I’ve also posted recently (and in August) that having the parents involved in therapy helps. That doesn’t appear to have been considered in this study. My personal theory is that the parents could use the therapy just as much as the kids. We learn so little about how to parent. We do it seat of the pants. And of course we parents may have issues all of our own.

In The New York Times, October 18th, Roni Caryn Rabin reports on the success of “Bringing in the Family to Fight Anorexia.”

Now a new study by Dr. Le Grange, of the University of Chicago, reports that the family approach, called the Maudsley method after the London hospital where it was developed, not only is more effective than individual therapy but also keeps working even after the treatment ends. The study, published this month in Archives of General Psychiatry, is one of just a handful of clinical trials that have evaluated treatments for anorexia nervosa in adolescents.
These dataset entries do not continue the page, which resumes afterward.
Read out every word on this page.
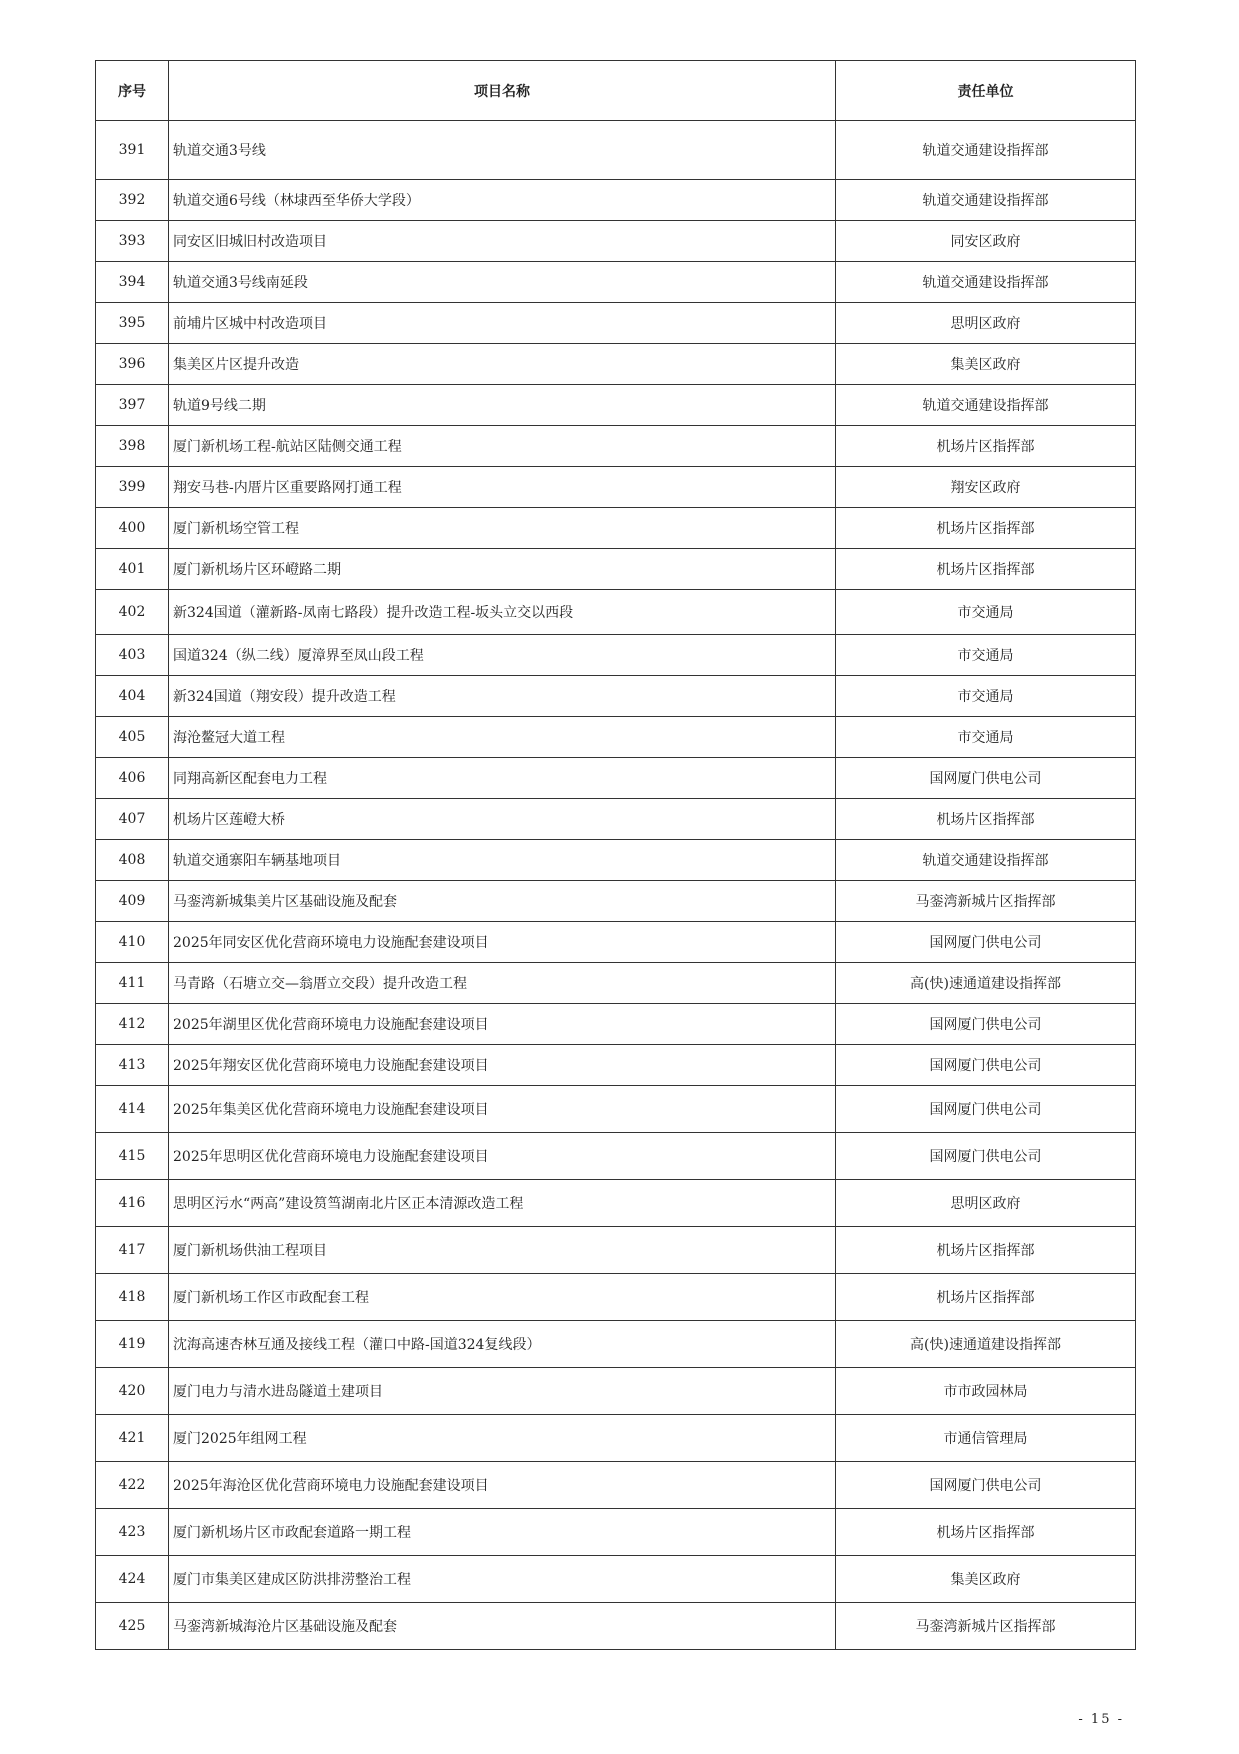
序号	项目名称	责任单位
391	轨道交通3号线	轨道交通建设指挥部
392	轨道交通6号线（林埭西至华侨大学段）	轨道交通建设指挥部
393	同安区旧城旧村改造项目	同安区政府
394	轨道交通3号线南延段	轨道交通建设指挥部
395	前埔片区城中村改造项目	思明区政府
396	集美区片区提升改造	集美区政府
397	轨道9号线二期	轨道交通建设指挥部
398	厦门新机场工程-航站区陆侧交通工程	机场片区指挥部
399	翔安马巷-内厝片区重要路网打通工程	翔安区政府
400	厦门新机场空管工程	机场片区指挥部
401	厦门新机场片区环嶝路二期	机场片区指挥部
402	新324国道（灌新路-凤南七路段）提升改造工程-坂头立交以西段	市交通局
403	国道324（纵二线）厦漳界至凤山段工程	市交通局
404	新324国道（翔安段）提升改造工程	市交通局
405	海沧鳌冠大道工程	市交通局
406	同翔高新区配套电力工程	国网厦门供电公司
407	机场片区莲嶝大桥	机场片区指挥部
408	轨道交通寨阳车辆基地项目	轨道交通建设指挥部
409	马銮湾新城集美片区基础设施及配套	马銮湾新城片区指挥部
410	2025年同安区优化营商环境电力设施配套建设项目	国网厦门供电公司
411	马青路（石塘立交—翁厝立交段）提升改造工程	高(快)速通道建设指挥部
412	2025年湖里区优化营商环境电力设施配套建设项目	国网厦门供电公司
413	2025年翔安区优化营商环境电力设施配套建设项目	国网厦门供电公司
414	2025年集美区优化营商环境电力设施配套建设项目	国网厦门供电公司
415	2025年思明区优化营商环境电力设施配套建设项目	国网厦门供电公司
416	思明区污水“两高”建设筼筜湖南北片区正本清源改造工程	思明区政府
417	厦门新机场供油工程项目	机场片区指挥部
418	厦门新机场工作区市政配套工程	机场片区指挥部
419	沈海高速杏林互通及接线工程（灌口中路-国道324复线段）	高(快)速通道建设指挥部
420	厦门电力与清水进岛隧道土建项目	市市政园林局
421	厦门2025年组网工程	市通信管理局
422	2025年海沧区优化营商环境电力设施配套建设项目	国网厦门供电公司
423	厦门新机场片区市政配套道路一期工程	机场片区指挥部
424	厦门市集美区建成区防洪排涝整治工程	集美区政府
425	马銮湾新城海沧片区基础设施及配套	马銮湾新城片区指挥部
- 15 -
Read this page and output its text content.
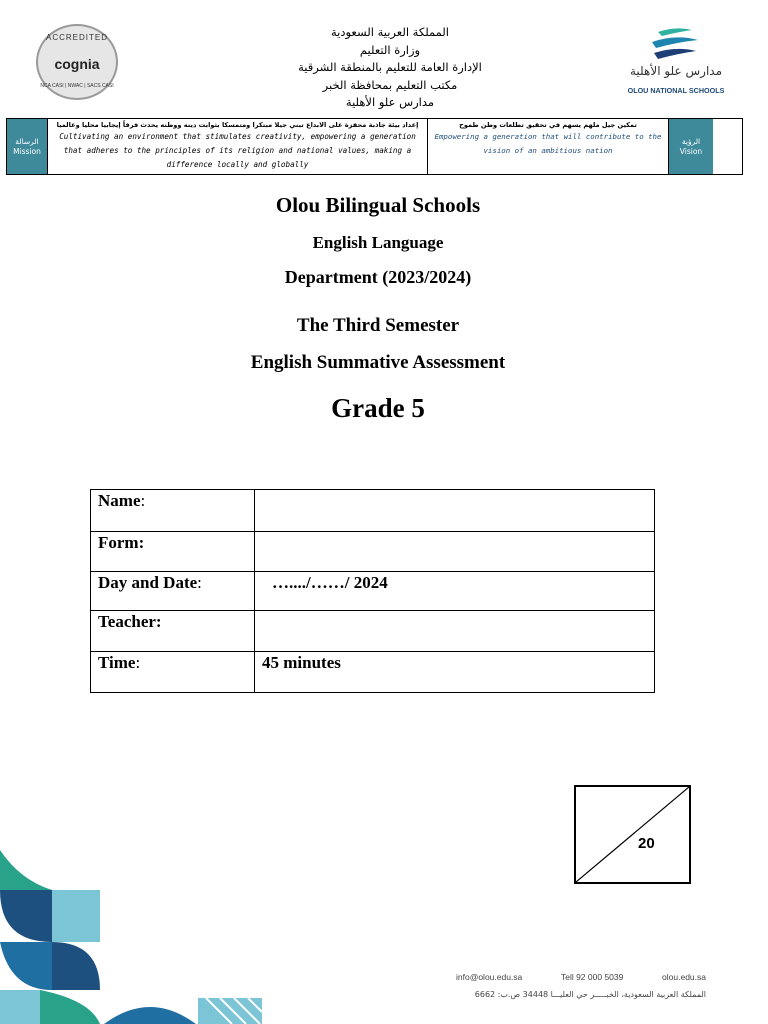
ACCREDITED
cognia
NCA CASI | NWAC | SACS CASI
المملكة العربية السعودية
وزارة التعليم
الإدارة العامة للتعليم بالمنطقة الشرقية
مكتب التعليم بمحافظة الخبر
مدارس علو الأهلية
مدارس علو الأهلية
OLOU NATIONAL SCHOOLS
الرسالة
Mission
إعداد بيئة جاذبة محفزة على الابداع تبني جيلا مبتكرا ومتمسكا بثوابت دينه ووطنه يحدث فرقاً إيجابيا محليا وعالميا
Cultivating an environment that stimulates creativity, empowering a generation that adheres to the principles of its religion and national values, making a difference locally and globally
تمكين جيل ملهم يسهم في تحقيق تطلعات وطن طموح
Empowering a generation that will contribute to the vision of an ambitious nation
الرؤية
Vision
Olou Bilingual Schools
English Language
Department (2023/2024)
The Third Semester
English Summative Assessment
Grade 5
Name:	
Form:	
Day and Date:	…..../……/ 2024
Teacher:	
Time:	45 minutes
20
info@olou.edu.sa	Tell 92 000 5039	olou.edu.sa
المملكة العربية السعودية، الخبـــــر حي العليـــا 34448 ص.ب: 6662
Researchers randomly assigned 121 patients ages 12 to 18, mostly girls, to a year of either family or individual therapy at the University of Chicago and at Stanford — 24 hours in all.

Impressive results:

Twelve months after the treatment had ended, 49 percent of those who had been in family therapy were in full remission, more than double the 23 percent of those who had been in individual therapy. And among patients who were in remission at the end of the treatment itself, only 10 percent of the family-therapy group had relapsed a year later, compared with 40 percent of those who had individual therapy.

[One] therapist told her that parents should not be the “food police,” and that therapy had to get to the root causes of the problem before her daughter would resume eating.

“It doesn’t work that way,” Ms. Brown said in an interview. “You need the physical recovery first, and then the cognitive recovery. The patient is racked with guilt, anxiety, feeling she’s fat and loathsome if she eats — it was our job to be louder and drown out those voices in her head.”